Alltrax? Or something else?


----------



## dougingraham (Jul 26, 2011)

McRat said:


> Alltrax? Or something else?


What do you mean by program?

The Soliton series of controller are configured via a web page where you fill in the boxes and hit a save button. After the first time you could probably do it again in less than 5 minutes.


----------



## McRat (Jul 10, 2012)

Max output, throttle linearity, operating voltage, overvolt protection, undervolt protection.


----------



## ruckus (Apr 15, 2009)

Most controllers are fairly easy to set the settings. 

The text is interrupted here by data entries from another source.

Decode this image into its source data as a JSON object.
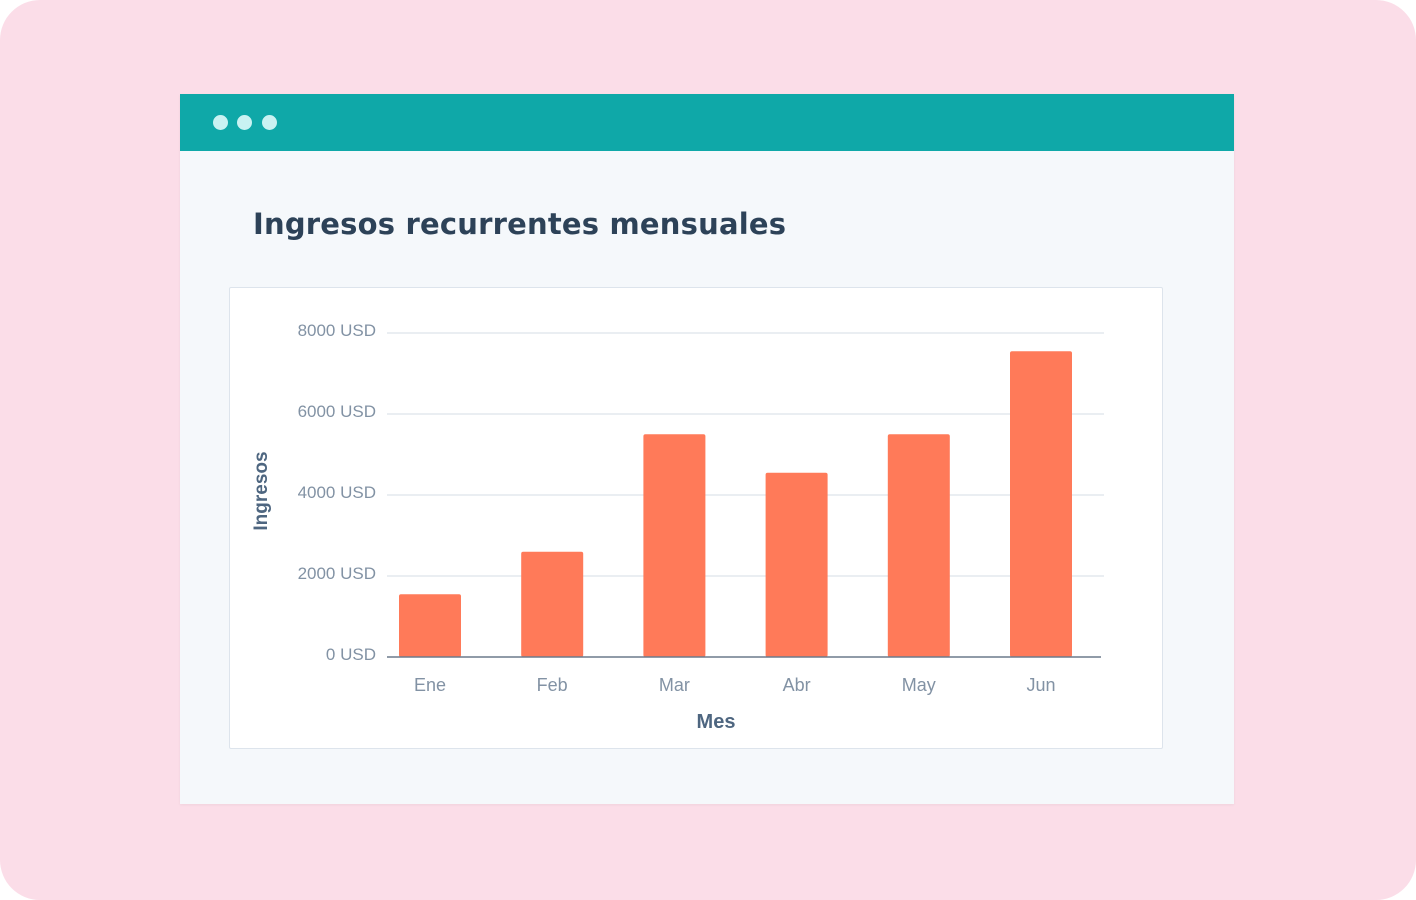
{
  "window": {
    "title": "Ingresos recurrentes mensuales"
  },
  "colors": {
    "background": "#fbdde8",
    "titlebar": "#0fa8a8",
    "bar": "#ff7a59",
    "title_text": "#2d4258"
  },
  "chart_data": {
    "type": "bar",
    "categories": [
      "Ene",
      "Feb",
      "Mar",
      "Abr",
      "May",
      "Jun"
    ],
    "values": [
      1550,
      2600,
      5500,
      4550,
      5500,
      7550
    ],
    "xlabel": "Mes",
    "ylabel": "Ingresos",
    "ylim": [
      0,
      8000
    ],
    "yticks": [
      0,
      2000,
      4000,
      6000,
      8000
    ],
    "ytick_labels": [
      "0 USD",
      "2000 USD",
      "4000 USD",
      "6000 USD",
      "8000 USD"
    ],
    "grid": true
  }
}
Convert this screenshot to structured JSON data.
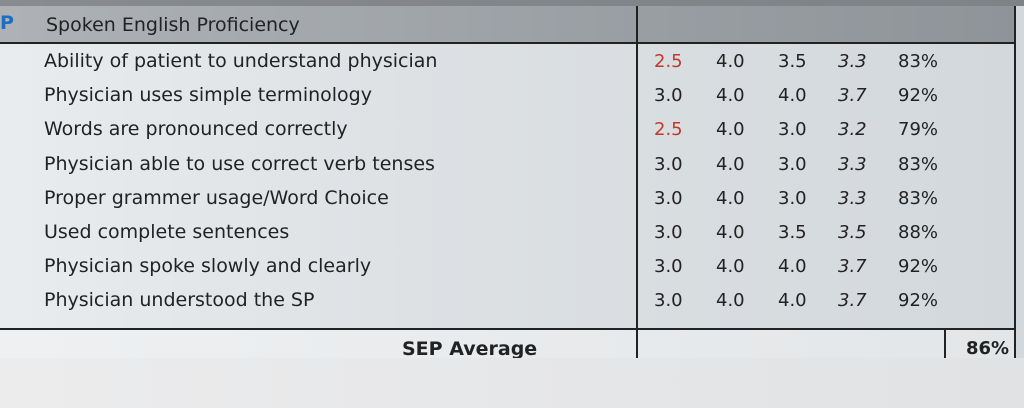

Is that your main criteria for buying a controller? I would think voltage range, controller output rating, compatible motors you want to run, and cost would be your main criteria when selecting a controller.


----------



## winzeracer (Apr 3, 2012)

I am loving my Soliton Jr with the Agni 111rdr. Very easy to tweak the settings with the browser interface.


----------



## McRat (Jul 10, 2012)

ruckus said:


> Most controllers are fairly easy to set the settings.
> 
> Is that your main criteria for buying a controller? I would think voltage range, controller output rating, compatible motors you want to run, and cost would be your main criteria when selecting a controller.


For a motorcycle, yes. All controller brands have the amps and volts needed. Not flipping the bike, and not melting everything are important. Something I can adjust throttle ramp-up and peak tq and amps easily is what I'm doing.


----------